Currently, the package offers several functionalities, which should ideally be used in a consecutive order to realize a seamless analysis workflow:

  1. construct a portfolio based on an sf object
  2. get resources for the spatio-temporal extent of the portfolio
  3. calculate indicators based on the available resources for each asset in the portfolio
  4. write the results to disk as a GeoPackage and use it with other Geo-Spatial software, or
  5. conduct your statistical analysis in R

Inputs, Outputs

  • an sf object containing only geometries of type 'POLYGON' with arbitrary metadata

  • raster and vector resources matching the spatio-temporal extent of the portfolio will be downloaded and made available locally. These are necessary inputs for the subsequent calculation of indicators, but the raw resource also can be used, e.g. for custom visualizations or analysis. Importantly, the same resource directory can be used for different portfolios or analysis runs, because the matching resources are figured out during run time. Thus, there is no need to store multiple copies of the input resources.

  • the results of the indicator calculation will be added to the portfolio object as nested list columns. This approach makes it feasible to support a variety of indicators with differently shaped outputs (e.g. time variant vs. invariant indicators). When the analysis is done in R, this does not pose serious limitations, because the desired indicator can easily be unnested via tidyr::unnest(). However, if the data was to be shared to use it in other geospatial software (e.g.  QGIS), a routine to write a portfolio object as a GeoPackage to disk is provided. Each indicator will be written to an independent table and a unique identifier allows joining the attributes with the geometries later.

Limitations

  • a potential limiting factor for now is the processing of single very large polygons. While the terra package provides a memory-save framework to process large raster extents, RAM overflows could occur when several large polygons are processed in parallel. We advise to process very large polygons sequentially.
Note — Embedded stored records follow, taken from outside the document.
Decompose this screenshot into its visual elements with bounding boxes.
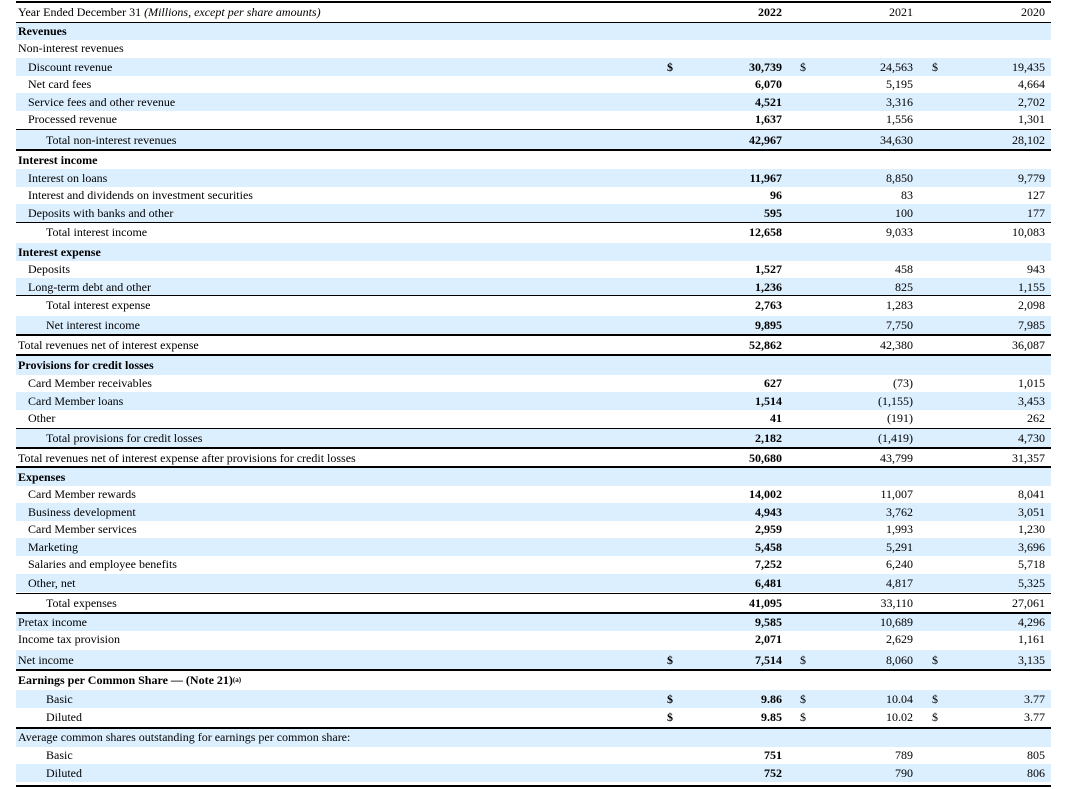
- value-2020: 3,051: [1018, 504, 1045, 519]
- row-label-text: Processed revenue: [28, 112, 117, 126]
- row-label-text: Basic: [46, 747, 73, 762]
- value-2020: 3,135: [1018, 652, 1045, 667]
- value-2022: 11,967: [749, 170, 782, 185]
- value-2022: 42,967: [749, 132, 782, 147]
- table-row: [16, 708, 1051, 726]
- row-label: [18, 336, 658, 355]
- table-row: [16, 316, 1051, 335]
- value-2021: (1,419): [878, 431, 913, 445]
- value-2022: 30,739: [749, 59, 782, 74]
- value-2020: 1,161: [1018, 632, 1045, 646]
- value-2022: 96: [770, 188, 782, 202]
- table-row: [16, 261, 1051, 278]
- row-label-text: Income tax provision: [18, 632, 120, 646]
- value-2022: 752: [764, 765, 782, 780]
- value-2022: 7,514: [755, 652, 782, 667]
- row-label: [28, 410, 668, 427]
- table-row: [16, 130, 1051, 150]
- table-row: [16, 278, 1051, 296]
- row-label: [18, 151, 658, 169]
- value-2021: 5,291: [886, 539, 913, 554]
- value-2020: 127: [1027, 188, 1045, 202]
- row-label: [28, 93, 668, 111]
- row-label-text: Total non-interest revenues: [46, 132, 177, 147]
- year-2021-header: 2021: [889, 4, 913, 19]
- subtotal-rule: [16, 295, 1051, 296]
- value-2020: 5,718: [1018, 557, 1045, 571]
- value-2020: 7,985: [1018, 318, 1045, 332]
- value-2022: 4,943: [755, 504, 782, 519]
- row-label: [28, 556, 668, 573]
- row-label: [28, 486, 668, 503]
- table-row: [16, 296, 1051, 315]
- value-2022: 6,070: [755, 77, 782, 91]
- row-label: [46, 130, 686, 150]
- dollar-sign-2022: $: [667, 709, 673, 724]
- value-2020: 31,357: [1012, 451, 1045, 465]
- table-row: [16, 521, 1051, 538]
- value-2022: 1,514: [755, 393, 782, 408]
- value-2022: 14,002: [749, 487, 782, 501]
- value-2021: 9,033: [886, 225, 913, 239]
- value-2021: 458: [895, 262, 913, 276]
- row-label: [46, 223, 686, 242]
- value-2022: 9,895: [755, 318, 782, 332]
- row-label: Earnings per Common Share — (Note 21) (a): [18, 672, 242, 687]
- row-label: [18, 650, 658, 670]
- row-label-text: Business development: [28, 504, 136, 519]
- value-2020: 3.77: [1024, 709, 1045, 724]
- dollar-sign-2022: $: [667, 59, 673, 74]
- value-2020: 943: [1027, 262, 1045, 276]
- row-label-text: Total interest income: [46, 225, 148, 239]
- table-row: [16, 187, 1051, 204]
- row-label: [28, 204, 668, 222]
- table-row: [16, 650, 1051, 670]
- row-label-text: Interest expense: [18, 244, 101, 259]
- total-rule: [16, 447, 1051, 449]
- row-label-text: Card Member receivables: [28, 376, 152, 390]
- value-2022: 1,527: [755, 262, 782, 276]
- value-2021: 11,007: [880, 487, 913, 501]
- table-row: [16, 40, 1051, 57]
- table-row: [16, 151, 1051, 169]
- row-label: [46, 690, 686, 708]
- row-label: [28, 169, 668, 187]
- value-2021: 10,689: [880, 614, 913, 629]
- top-rule: [16, 1, 1051, 3]
- row-label-text: Non-interest revenues: [18, 41, 124, 55]
- row-label-text: Deposits: [28, 262, 70, 276]
- row-label: [28, 278, 668, 296]
- row-label: [46, 764, 686, 782]
- value-2022: 12,658: [749, 225, 782, 239]
- value-2020: 3,696: [1018, 539, 1045, 554]
- row-label: [46, 594, 686, 613]
- table-row: [16, 690, 1051, 708]
- value-2022: 2,071: [755, 632, 782, 646]
- value-2022: 9.86: [761, 691, 782, 706]
- table-row: [16, 503, 1051, 521]
- total-rule: [16, 466, 1051, 468]
- table-row: [16, 556, 1051, 573]
- table-row: [16, 574, 1051, 592]
- row-label-text: Other, net: [28, 575, 76, 590]
- table-row: [16, 746, 1051, 764]
- table-row: [16, 243, 1051, 261]
- table-row: [16, 671, 1051, 689]
- value-2022: 9,585: [755, 614, 782, 629]
- table-row: [16, 204, 1051, 222]
- subtotal-rule: [16, 222, 1051, 223]
- dollar-sign-2021: $: [800, 709, 806, 724]
- total-rule: [16, 727, 1051, 729]
- value-2021: 790: [895, 765, 913, 780]
- dollar-sign-2020: $: [932, 59, 938, 74]
- row-label-text: Interest on loans: [28, 170, 108, 185]
- value-2021: 34,630: [880, 132, 913, 147]
- row-label-text: Interest and dividends on investment securities: [28, 188, 253, 202]
- subtotal-rule: [16, 129, 1051, 130]
- row-label-text: Expenses: [18, 469, 66, 484]
- row-label: [28, 538, 668, 556]
- value-2021: 10.02: [886, 709, 913, 724]
- value-2022: 6,481: [755, 575, 782, 590]
- table-row: [16, 613, 1051, 631]
- value-2021: 3,762: [886, 504, 913, 519]
- total-rule: [16, 334, 1051, 336]
- row-label-text: Card Member services: [28, 522, 137, 536]
- value-2022: 627: [764, 376, 782, 390]
- value-2022: 7,252: [755, 557, 782, 571]
- value-2020: 805: [1027, 747, 1045, 762]
- row-label-text: Provisions for credit losses: [18, 358, 154, 372]
- value-2020: 36,087: [1012, 338, 1045, 352]
- row-label: [28, 503, 668, 521]
- value-2022: 2,959: [755, 522, 782, 536]
- dollar-sign-2021: $: [800, 652, 806, 667]
- value-2021: 3,316: [886, 94, 913, 109]
- table-row: [16, 76, 1051, 93]
- table-row: [16, 93, 1051, 111]
- row-label: [18, 631, 658, 648]
- row-label: [28, 574, 668, 592]
- table-header-row: [16, 2, 1051, 22]
- row-label-text: Pretax income: [18, 614, 87, 629]
- header-rule: [16, 22, 1051, 23]
- row-label: [46, 708, 686, 726]
- value-2020: 10,083: [1012, 225, 1045, 239]
- value-2021: 10.04: [886, 691, 913, 706]
- year-2020-header: 2020: [1021, 4, 1045, 19]
- value-2021: 5,195: [886, 77, 913, 91]
- value-2020: 1,230: [1018, 522, 1045, 536]
- table-row: [16, 764, 1051, 782]
- header-subtitle: (Millions, except per share amounts): [144, 4, 321, 19]
- row-label: [46, 316, 686, 335]
- value-2021: 43,799: [880, 451, 913, 465]
- total-rule: [16, 149, 1051, 151]
- table-row: [16, 392, 1051, 410]
- table-row: [16, 169, 1051, 187]
- value-2021: 2,629: [886, 632, 913, 646]
- row-label-text: Service fees and other revenue: [28, 94, 176, 109]
- year-2022-header: 2022: [758, 4, 782, 19]
- table-row: [16, 538, 1051, 556]
- row-label-text: Net card fees: [28, 77, 92, 91]
- value-2021: 42,380: [880, 338, 913, 352]
- row-label: [46, 429, 686, 448]
- value-2020: 27,061: [1012, 596, 1045, 610]
- value-2020: 2,098: [1018, 298, 1045, 312]
- value-2022: 2,182: [755, 431, 782, 445]
- value-2020: 5,325: [1018, 575, 1045, 590]
- table-row: [16, 375, 1051, 392]
- value-2022: 9.85: [761, 709, 782, 724]
- value-2021: (191): [887, 411, 913, 425]
- subtotal-rule: [16, 593, 1051, 594]
- subtotal-rule: [16, 428, 1051, 429]
- value-2021: 1,283: [886, 298, 913, 312]
- row-label-text: Total revenues net of interest expense after provisions for credit losses: [18, 451, 356, 465]
- value-2021: 1,993: [886, 522, 913, 536]
- row-label-text: Total expenses: [46, 596, 117, 610]
- header-label: [18, 2, 658, 22]
- row-label: [18, 468, 658, 486]
- value-2021: 24,563: [880, 59, 913, 74]
- value-2020: 806: [1027, 765, 1045, 780]
- value-2021: 83: [901, 188, 913, 202]
- value-2021: 33,110: [880, 596, 913, 610]
- value-2020: 1,155: [1018, 279, 1045, 294]
- value-2021: 6,240: [886, 557, 913, 571]
- row-label-text: Total revenues net of interest expense: [18, 338, 199, 352]
- row-label-text: Net interest income: [46, 318, 140, 332]
- row-label-text: Revenues: [18, 23, 67, 38]
- row-label: [28, 392, 668, 410]
- row-label: [18, 40, 658, 57]
- row-label-text: Total provisions for credit losses: [46, 431, 203, 445]
- row-label-text: Other: [28, 411, 56, 425]
- row-label: [18, 613, 658, 631]
- row-label-text: Average common shares outstanding for earnings per common share:: [18, 730, 351, 744]
- value-2022: 1,637: [755, 112, 782, 126]
- table-row: [16, 111, 1051, 128]
- row-label: [28, 261, 668, 278]
- total-rule: [16, 669, 1051, 671]
- value-2021: 4,817: [886, 575, 913, 590]
- value-2020: 3.77: [1024, 691, 1045, 706]
- value-2022: 1,236: [755, 279, 782, 294]
- value-2020: 19,435: [1012, 59, 1045, 74]
- value-2021: (73): [893, 376, 913, 390]
- value-2020: 9,779: [1018, 170, 1045, 185]
- value-2022: 52,862: [749, 338, 782, 352]
- value-2022: 41: [770, 411, 782, 425]
- table-row: [16, 594, 1051, 613]
- table-row: [16, 468, 1051, 486]
- row-label-text: Salaries and employee benefits: [28, 557, 177, 571]
- dollar-sign-2021: $: [800, 691, 806, 706]
- value-2021: (1,155): [878, 393, 913, 408]
- row-label: [18, 728, 658, 747]
- table-row: [16, 223, 1051, 242]
- value-2022: 4,521: [755, 94, 782, 109]
- value-2021: 825: [895, 279, 913, 294]
- dollar-sign-2020: $: [932, 709, 938, 724]
- value-2020: 28,102: [1012, 132, 1045, 147]
- row-label-text: Card Member loans: [28, 393, 124, 408]
- value-2022: 2,763: [755, 298, 782, 312]
- dollar-sign-2020: $: [932, 691, 938, 706]
- row-label-text: Earnings per Common Share — (Note 21): [18, 672, 233, 687]
- value-2021: 7,750: [886, 318, 913, 332]
- value-2021: 8,850: [886, 170, 913, 185]
- row-label-text: Deposits with banks and other: [28, 205, 174, 220]
- table-row: [16, 631, 1051, 648]
- row-label: [18, 22, 658, 40]
- row-label-text: Diluted: [46, 765, 82, 780]
- value-2022: 41,095: [749, 596, 782, 610]
- table-row: [16, 429, 1051, 448]
- dollar-sign-2022: $: [667, 652, 673, 667]
- row-label: [18, 243, 658, 261]
- row-label-text: Discount revenue: [28, 59, 113, 74]
- value-2022: 751: [764, 747, 782, 762]
- value-2022: 5,458: [755, 539, 782, 554]
- value-2021: 100: [895, 205, 913, 220]
- value-2020: 262: [1027, 411, 1045, 425]
- table-row: [16, 728, 1051, 747]
- value-2020: 3,453: [1018, 393, 1045, 408]
- row-label-text: Basic: [46, 691, 73, 706]
- dollar-sign-2022: $: [667, 691, 673, 706]
- total-rule: [16, 354, 1051, 356]
- row-label: [46, 296, 686, 315]
- value-2020: 1,301: [1018, 112, 1045, 126]
- value-2021: 789: [895, 747, 913, 762]
- row-label: [18, 356, 658, 375]
- table-row: [16, 486, 1051, 503]
- value-2020: 177: [1027, 205, 1045, 220]
- value-2020: 8,041: [1018, 487, 1045, 501]
- value-2021: 8,060: [886, 652, 913, 667]
- table-row: [16, 336, 1051, 355]
- row-label-text: Long-term debt and other: [28, 279, 151, 294]
- bottom-rule: [16, 785, 1051, 787]
- value-2020: 2,702: [1018, 94, 1045, 109]
- table-row: [16, 410, 1051, 427]
- table-row: [16, 356, 1051, 375]
- row-label: [28, 111, 668, 128]
- value-2022: 595: [764, 205, 782, 220]
- total-rule: [16, 612, 1051, 614]
- row-label-text: Total interest expense: [46, 298, 151, 312]
- row-label: [28, 187, 668, 204]
- value-2020: 4,296: [1018, 614, 1045, 629]
- row-label: [28, 521, 668, 538]
- row-label-text: Marketing: [28, 539, 78, 554]
- dollar-sign-2020: $: [932, 652, 938, 667]
- row-label-text: Diluted: [46, 709, 82, 724]
- value-2021: 1,556: [886, 112, 913, 126]
- value-2022: 50,680: [749, 451, 782, 465]
- value-2020: 4,730: [1018, 431, 1045, 445]
- table-row: [16, 58, 1051, 76]
- dollar-sign-2021: $: [800, 59, 806, 74]
- value-2020: 4,664: [1018, 77, 1045, 91]
- row-label-text: Card Member rewards: [28, 487, 136, 501]
- table-row: [16, 22, 1051, 40]
- row-label: [28, 58, 668, 76]
- row-label-text: Interest income: [18, 152, 98, 167]
- row-label: [28, 375, 668, 392]
- value-2020: 1,015: [1018, 376, 1045, 390]
- row-label: [28, 76, 668, 93]
- header-title: Year Ended December 31: [18, 4, 142, 19]
- row-label-text: Net income: [18, 652, 74, 667]
- row-label: [46, 746, 686, 764]
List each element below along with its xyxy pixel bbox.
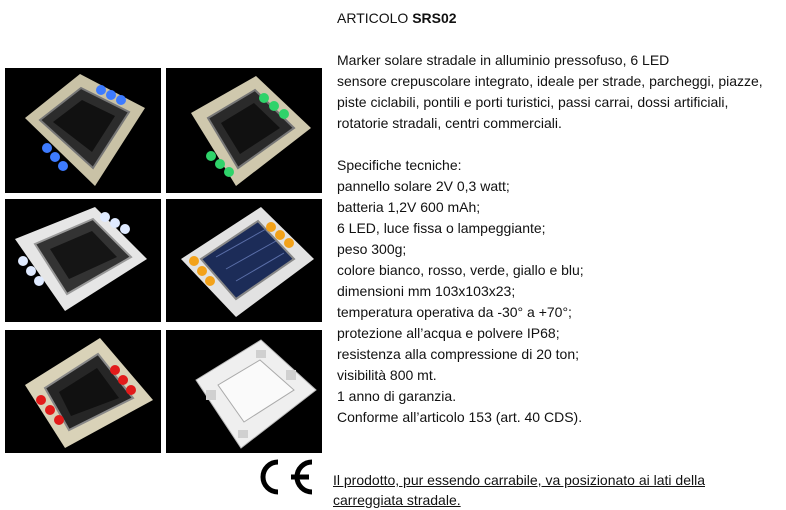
product-description <box>337 8 777 428</box>
product-image-red <box>5 330 161 453</box>
product-image-white-plain <box>166 330 322 453</box>
spec-item: colore bianco, rosso, verde, giallo e blu; <box>337 262 584 278</box>
article-title <box>337 8 777 29</box>
product-image-yellow <box>166 199 322 322</box>
spec-item: Conforme all’articolo 153 (art. 40 CDS). <box>337 409 583 425</box>
spec-item: temperatura operativa da -30° a +70°; <box>337 304 572 320</box>
intro-line: rotatorie stradali, centri commerciali. <box>337 115 562 131</box>
spec-item: dimensioni mm 103x103x23; <box>337 283 516 299</box>
ce-mark-icon <box>249 458 317 496</box>
spec-item: pannello solare 2V 0,3 watt; <box>337 178 510 194</box>
product-image-white <box>5 199 161 322</box>
spec-item: visibilità 800 mt. <box>337 367 437 383</box>
intro-line: sensore crepuscolare integrato, ideale per strade, parcheggi, piazze, <box>337 73 763 89</box>
spec-item: peso 300g; <box>337 241 407 257</box>
placement-note: Il prodotto, pur essendo carrabile, va posizionato ai lati della carreggiata stradale. <box>333 472 705 508</box>
spec-item: 6 LED, luce fissa o lampeggiante; <box>337 220 546 236</box>
product-image-blue <box>5 68 161 193</box>
article-code: SRS02 <box>412 10 457 26</box>
intro-block <box>337 50 777 134</box>
spec-item: protezione all’acqua e polvere IP68; <box>337 325 560 341</box>
spec-item: 1 anno di garanzia. <box>337 388 457 404</box>
intro-line: piste ciclabili, pontili e porti turistici, passi carrai, dossi artificiali, <box>337 94 729 110</box>
spec-item: resistenza alla compressione di 20 ton; <box>337 346 580 362</box>
spec-item: batteria 1,2V 600 mAh; <box>337 199 481 215</box>
specs-heading: Specifiche tecniche: <box>337 157 462 173</box>
article-label: ARTICOLO <box>337 10 409 26</box>
product-image-green <box>166 68 322 193</box>
intro-line: Marker solare stradale in alluminio pressofuso, 6 LED <box>337 52 670 68</box>
specs-list <box>337 176 777 428</box>
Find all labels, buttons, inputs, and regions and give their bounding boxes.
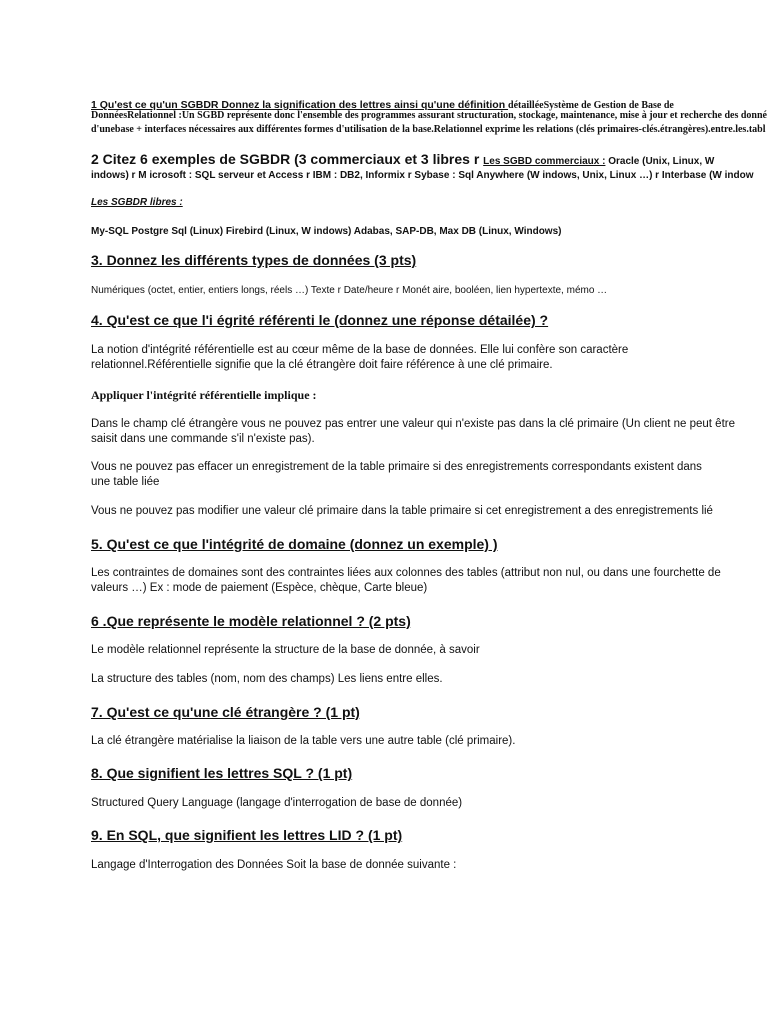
q2-question: 2 Citez 6 exemples de SGBDR (3 commerciaux et 3 libres r <box>91 151 484 167</box>
q2-commercial-line-2: indows) r M icrosoft : SQL serveur et Access r IBM : DB2, Informix r Sybase : Sql Anywhere (W indows, Unix, Linux …) r Interbase (W indow <box>91 170 754 181</box>
q1-answer-line-2: DonnéesRelationnel :Un SGBD représente donc l'ensemble des programmes assurant structuration, stockage, maintenance, mise à jour et recherche des donné <box>91 110 767 121</box>
q2-free-label: Les SGBDR libres : <box>91 197 183 208</box>
q9-question: 9. En SQL, que signifient les lettres LID ? (1 pt) <box>91 827 403 843</box>
q3-answer: Numériques (octet, entier, entiers longs, réels …) Texte r Date/heure r Monét aire, booléen, lien hypertexte, mémo … <box>91 285 608 296</box>
q8-question: 8. Que signifient les lettres SQL ? (1 pt) <box>91 765 353 781</box>
q2-line-1 <box>91 151 714 169</box>
q3-question: 3. Donnez les différents types de données (3 pts) <box>91 252 417 268</box>
q4-subheading: Appliquer l'intégrité référentielle implique : <box>91 388 317 402</box>
q2-commercial-label: Les SGBD commerciaux : <box>483 156 606 167</box>
q7-answer: La clé étrangère matérialise la liaison de la table vers une autre table (clé primaire). <box>91 735 516 747</box>
q5-line-1: Les contraintes de domaines sont des contraintes liées aux colonnes des tables (attribut non nul, ou dans une fourchette de <box>91 567 721 579</box>
q4-p4-line-1: Vous ne pouvez pas modifier une valeur clé primaire dans la table primaire si cet enregistrement a des enregistrements lié <box>91 505 713 517</box>
q1-answer-start: détailléeSystème de Gestion de Base de <box>508 100 674 111</box>
q4-p3-line-1: Vous ne pouvez pas effacer un enregistrement de la table primaire si des enregistrements correspondants existent dans <box>91 461 702 473</box>
q4-p2-line-1: Dans le champ clé étrangère vous ne pouvez pas entrer une valeur qui n'existe pas dans la clé primaire (Un client ne peut être <box>91 418 735 430</box>
q4-p1-line-2: relationnel.Référentielle signifie que la clé étrangère doit faire référence à une clé primaire. <box>91 359 553 371</box>
q7-question: 7. Qu'est ce qu'une clé étrangère ? (1 pt) <box>91 704 360 720</box>
q9-answer: Langage d'Interrogation des Données Soit la base de donnée suivante : <box>91 859 457 871</box>
q1-question: 1 Qu'est ce qu'un SGBDR Donnez la signification des lettres ainsi qu'une définition <box>91 99 509 111</box>
q6-line-2: La structure des tables (nom, nom des champs) Les liens entre elles. <box>91 673 443 685</box>
q1-answer-line-3: d'unebase + interfaces nécessaires aux différentes formes d'utilisation de la base.Relationnel exprime les relations (clés primaires-clés.étrangères).entre.les.tabl <box>91 124 766 135</box>
q6-question: 6 .Que représente le modèle relationnel ? (2 pts) <box>91 613 411 629</box>
q8-answer: Structured Query Language (langage d'interrogation de base de donnée) <box>91 797 463 809</box>
q5-line-2: valeurs …) Ex : mode de paiement (Espèce, chèque, Carte bleue) <box>91 582 428 594</box>
q6-line-1: Le modèle relationnel représente la structure de la base de donnée, à savoir <box>91 644 480 656</box>
q2-commercial-line-1: Oracle (Unix, Linux, W <box>605 156 715 167</box>
q4-question: 4. Qu'est ce que l'i égrité référenti le (donnez une réponse détailée) ? <box>91 312 549 328</box>
q2-free-list: My-SQL Postgre Sql (Linux) Firebird (Linux, W indows) Adabas, SAP-DB, Max DB (Linux, Windows) <box>91 226 562 237</box>
q4-p2-line-2: saisit dans une commande s'il n'existe pas). <box>91 433 315 445</box>
q5-question: 5. Qu'est ce que l'intégrité de domaine (donnez un exemple) ) <box>91 536 498 552</box>
q4-p1-line-1: La notion d'intégrité référentielle est au cœur même de la base de données. Elle lui confère son caractère <box>91 344 629 356</box>
q4-p3-line-2: une table liée <box>91 476 160 488</box>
  • we took a great effort to evaluate efficient processing routines for each indicator. If you submit a new indicator using a more efficient routine than currently implemented in the package, please contact the maintainers via e-mail, issue or pull-request and we will happily discuss the options how to integrate your routine into the wider framework

We are planning to add new features and to extend the functionality of mapme.biodiversity to address these limitations best possible.